Dochodzi piąta, nieubłaganie zaczyna się sobota. „Jest już za późno, nie jest za późno...”, z głośników dudni hermetyczny powerplay. Półleżąc rozwalony w fotelu, z półpustą puszką w dłoni, z trudem ogniskuje wzrok na grzbietach książek piterowej biblioteczki. „Jawnogrzesznica”...

 

... „Jawnogrzesznica”, antologia najlepszych polskich opowiadań fantastycznych dekady 1980-1990. Rok wydania – 1991. Szesnaście lat temu. Raz to przebiegam, raz to brnę przez wstęp, eseiki i wreszcie dziewięć opowiadań. Po części znanych, po części czytanych po raz pierwszy. Wybranych z tak wielu, najlepszych, najbardziej przełomowych itd. itp.

 

Pierwsza data określają rok wydania pozycji z której – zgodnie z informacją w książce -zaczerpnięto publikowane opowiadanie. W kilku przypadkach jednak (jak można wyczytać ze wstępu) opowiadania ukazały się drukiem – możliwe, że w trochę innych wersjach – już wcześniej.

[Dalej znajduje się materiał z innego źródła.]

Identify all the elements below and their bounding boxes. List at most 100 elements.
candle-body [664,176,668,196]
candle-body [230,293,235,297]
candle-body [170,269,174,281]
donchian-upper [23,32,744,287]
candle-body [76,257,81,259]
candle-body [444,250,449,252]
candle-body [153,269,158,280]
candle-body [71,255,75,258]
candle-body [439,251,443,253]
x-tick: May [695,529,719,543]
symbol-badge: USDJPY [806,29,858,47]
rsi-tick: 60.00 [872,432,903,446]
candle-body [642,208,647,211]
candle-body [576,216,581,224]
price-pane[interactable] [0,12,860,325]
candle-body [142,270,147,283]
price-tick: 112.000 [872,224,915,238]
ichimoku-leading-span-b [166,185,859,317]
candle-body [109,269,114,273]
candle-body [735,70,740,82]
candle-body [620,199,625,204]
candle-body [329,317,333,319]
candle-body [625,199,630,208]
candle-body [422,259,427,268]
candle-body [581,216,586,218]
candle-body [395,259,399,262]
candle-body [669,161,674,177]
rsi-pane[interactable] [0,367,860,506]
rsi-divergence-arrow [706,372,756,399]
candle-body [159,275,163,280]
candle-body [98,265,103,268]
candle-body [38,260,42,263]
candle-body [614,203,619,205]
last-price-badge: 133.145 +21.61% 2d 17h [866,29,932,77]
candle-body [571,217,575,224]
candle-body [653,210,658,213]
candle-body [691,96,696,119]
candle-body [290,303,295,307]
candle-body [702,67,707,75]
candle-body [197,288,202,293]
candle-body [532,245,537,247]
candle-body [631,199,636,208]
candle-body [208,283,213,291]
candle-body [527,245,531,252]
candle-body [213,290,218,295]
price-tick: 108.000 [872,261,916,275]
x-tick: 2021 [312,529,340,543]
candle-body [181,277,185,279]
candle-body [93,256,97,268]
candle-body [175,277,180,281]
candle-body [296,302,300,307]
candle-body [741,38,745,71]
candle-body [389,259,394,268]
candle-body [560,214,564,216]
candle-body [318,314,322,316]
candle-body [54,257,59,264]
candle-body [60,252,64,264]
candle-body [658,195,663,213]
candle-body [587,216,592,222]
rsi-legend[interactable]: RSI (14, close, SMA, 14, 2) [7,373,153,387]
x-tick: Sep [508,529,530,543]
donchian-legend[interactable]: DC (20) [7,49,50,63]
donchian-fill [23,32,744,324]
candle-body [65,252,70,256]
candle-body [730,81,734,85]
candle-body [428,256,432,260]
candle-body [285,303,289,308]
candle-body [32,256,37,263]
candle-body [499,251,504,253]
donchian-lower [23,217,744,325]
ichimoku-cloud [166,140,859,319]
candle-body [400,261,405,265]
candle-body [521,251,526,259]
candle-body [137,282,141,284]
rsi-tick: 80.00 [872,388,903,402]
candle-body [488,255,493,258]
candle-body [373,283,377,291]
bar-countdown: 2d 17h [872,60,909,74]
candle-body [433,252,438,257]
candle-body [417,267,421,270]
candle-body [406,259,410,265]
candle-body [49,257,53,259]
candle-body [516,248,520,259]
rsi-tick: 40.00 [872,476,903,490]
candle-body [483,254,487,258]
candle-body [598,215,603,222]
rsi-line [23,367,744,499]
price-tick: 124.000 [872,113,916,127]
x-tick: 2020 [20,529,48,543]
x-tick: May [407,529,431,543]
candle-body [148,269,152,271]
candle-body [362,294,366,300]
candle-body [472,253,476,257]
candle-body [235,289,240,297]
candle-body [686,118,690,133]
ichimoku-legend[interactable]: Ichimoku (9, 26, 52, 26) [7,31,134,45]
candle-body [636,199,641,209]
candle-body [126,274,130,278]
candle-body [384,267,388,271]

W takiej sytuacji podaję także tę drugą (chociaż właściwie pierwszą) datę.

 

Marek Baraniecki, Karlgoro godzina 18.00 (1985/1983) – Rzecz o przypadku, porządku i chaosie. Lekko zalatujący Dickiem (ale to dobrze) kawałek dobrej fantastyki ze wspaniałym finałem. Opowiadanie, z gatunku tych, o których rozmyśla się jeszcze długo po lekturze. I nawet dekoracje nie zszadziały.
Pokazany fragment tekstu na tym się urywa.